Joan Scott, Macedonia, Iowa
Securing that gun
Kevin Bartels, a law enforcement officer, questions how “responsible” gun owners could leave their guns in their vehicles and still regard themselves as “responsible” (Public Pulse, Sept. 6).
He seems to forget there are places where firearms are not even allowed by legally licensed concealed-carry licensees.
What should do with one’s weapon if one wanted to enter such places? (Please don’t answer that sarcastically.) One would have little choice but to leave the weapon hidden and secured in a preferably locked vehicle.
Lock boxes can be secured to a vehicle’s floor, back seat, trunk or rear cargo area where weapons can be stowed. However, onlookers who happened to notice them doing it would immediately know the person was now disarmed and a firearm was in the vehicle.
An alternative is to stealthily hide the gun under the seat, in the console or the glove box, but those are the first places a thief is going to look.
Locked or not, windows can be quickly broken, and professional thieves don’t seem to have any trouble stealing entire vehicles.
To my way of thinking, legally concealed guns should never see the light of day from the time they are holstered and concealed in private before leaving home until the permittee returns home. The chances are the gun will never have to be used and therefore will never be displayed, but the bottom line is that it’s there and accessible in case it ever is needed.
That’s the whole purpose of concealed carry, isn’t it?
Dick Jugel, Omaha
‘Sweat’ a must-see
I just had the pleasure of attending “Sweat” at the Omaha Community Playhouse.
The acting was superb and content intense.
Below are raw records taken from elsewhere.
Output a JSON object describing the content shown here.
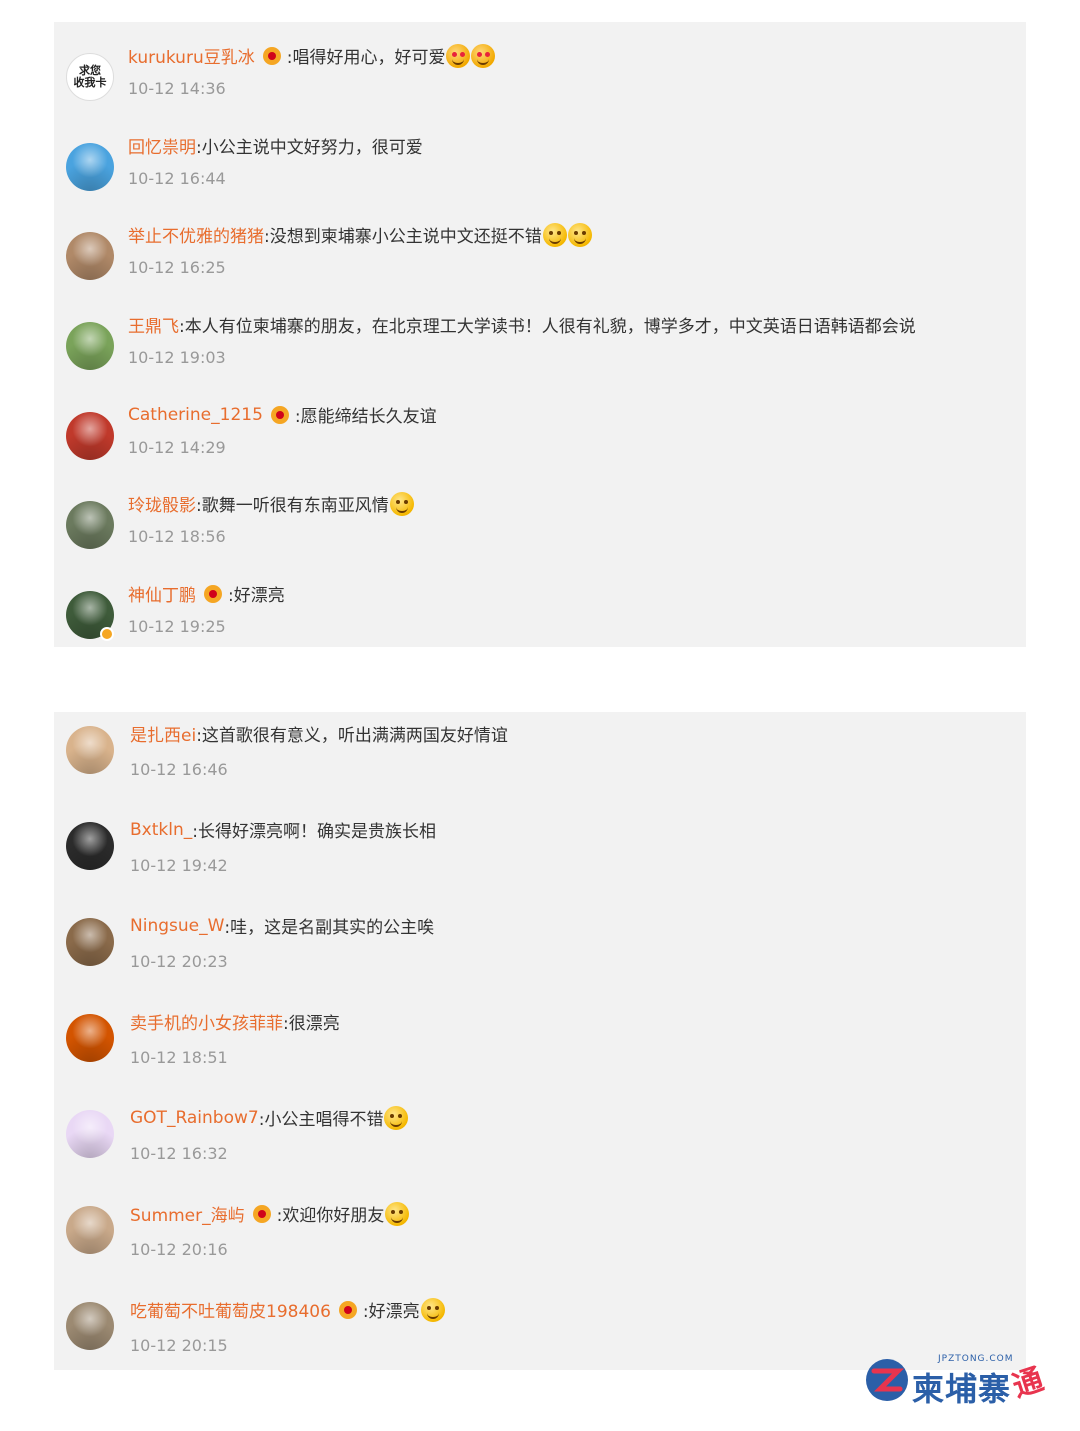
{
  "colors": {
    "username": "#e86d2e",
    "text": "#333333",
    "time": "#999999",
    "panel": "#f2f2f2",
    "logo_blue": "#2b5fa8",
    "logo_red": "#e8344e"
  },
  "panel1": {
    "comments": [
      {
        "user": "kurukuru豆乳冰",
        "badge": true,
        "text": ":唱得好用心，好可爱",
        "emojis": [
          "heart-eyes-emoji",
          "heart-eyes-emoji"
        ],
        "time": "10-12 14:36",
        "avatar_text": "求您\n收我卡"
      },
      {
        "user": "回忆祟明",
        "badge": false,
        "text": ":小公主说中文好努力，很可爱",
        "emojis": [],
        "time": "10-12 16:44"
      },
      {
        "user": "举止不优雅的猪猪",
        "badge": false,
        "text": ":没想到柬埔寨小公主说中文还挺不错",
        "emojis": [
          "surprised-emoji",
          "surprised-emoji"
        ],
        "time": "10-12 16:25"
      },
      {
        "user": "王鼎飞",
        "badge": false,
        "text": ":本人有位柬埔寨的朋友，在北京理工大学读书！人很有礼貌，博学多才，中文英语日语韩语都会说",
        "emojis": [],
        "time": "10-12 19:03"
      },
      {
        "user": "Catherine_1215",
        "badge": true,
        "text": ":愿能缔结长久友谊",
        "emojis": [],
        "time": "10-12 14:29"
      },
      {
        "user": "玲珑骰影",
        "badge": false,
        "text": ":歌舞一听很有东南亚风情",
        "emojis": [
          "grin-emoji"
        ],
        "time": "10-12 18:56"
      },
      {
        "user": "神仙丁鹏",
        "badge": true,
        "text": ":好漂亮",
        "emojis": [],
        "time": "10-12 19:25",
        "verified": true
      }
    ]
  },
  "panel2": {
    "comments": [
      {
        "user": "是扎西ei",
        "badge": false,
        "text": ":这首歌很有意义，听出满满两国友好情谊",
        "emojis": [],
        "time": "10-12 16:46"
      },
      {
        "user": "Bxtkln_",
        "badge": false,
        "text": ":长得好漂亮啊！确实是贵族长相",
        "emojis": [],
        "time": "10-12 19:42"
      },
      {
        "user": "Ningsue_W",
        "badge": false,
        "text": ":哇，这是名副其实的公主唉",
        "emojis": [],
        "time": "10-12 20:23"
      },
      {
        "user": "卖手机的小女孩菲菲",
        "badge": false,
        "text": ":很漂亮",
        "emojis": [],
        "time": "10-12 18:51"
      },
      {
        "user": "GOT_Rainbow7",
        "badge": false,
        "text": ":小公主唱得不错",
        "emojis": [
          "cheer-emoji"
        ],
        "time": "10-12 16:32"
      },
      {
        "user": "Summer_海屿",
        "badge": true,
        "text": ":欢迎你好朋友",
        "emojis": [
          "hug-emoji"
        ],
        "time": "10-12 20:16"
      },
      {
        "user": "吃葡萄不吐葡萄皮198406",
        "badge": true,
        "text": ":好漂亮",
        "emojis": [
          "smile-emoji"
        ],
        "time": "10-12 20:15"
      }
    ]
  },
  "logo": {
    "domain": "JPZTONG.COM",
    "text": "柬埔寨",
    "tong": "通"
  }
}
I’m usually offended by crude language, but it was fitting for the time.
A must-see for anyone who loves plays.
Jeanette Dahlem, Omaha
America built by exiles
In his Sept. 7 Public Pulse letter, Joe Johnson Jr. says the poem on the Statue of Liberty is no longer “relevant” because the country has expanded as far as it can between the two coasts, and we no longer need people to do manual labor.
This curious theory ignores the fact that the U.S., like any modern nation, expands its economy to accommodate an increasing population.
Johnson could have dispensed with his unpersuasive economic theory and just submitted his contemptible last sentence, which is his real point: “We do not need any more poor, huddled masses, yearning to get welfare.” The notion that a person migrates to the U.S. for the sole purpose of seeking a handout is a slur against all immigrants, most of whom could teach native-born Americans what hard work really is. We need comprehensive immigration reform to provide a path to citizenship for undocumented residents and to permit workers to travel freely between the U.S. and their native country to work here, if that is their choice.
The eloquent words of Emma Lazarus are as relevant today as they were when placed on the Statue of Liberty in 1903. In her poem Lazarus brilliantly rechristened the statue the “Mother of Exiles.” We should remember that America was built by exiles. If we turn our backs on people for whom asylum is truly a matter of life or death, we risk losing our soul as a nation.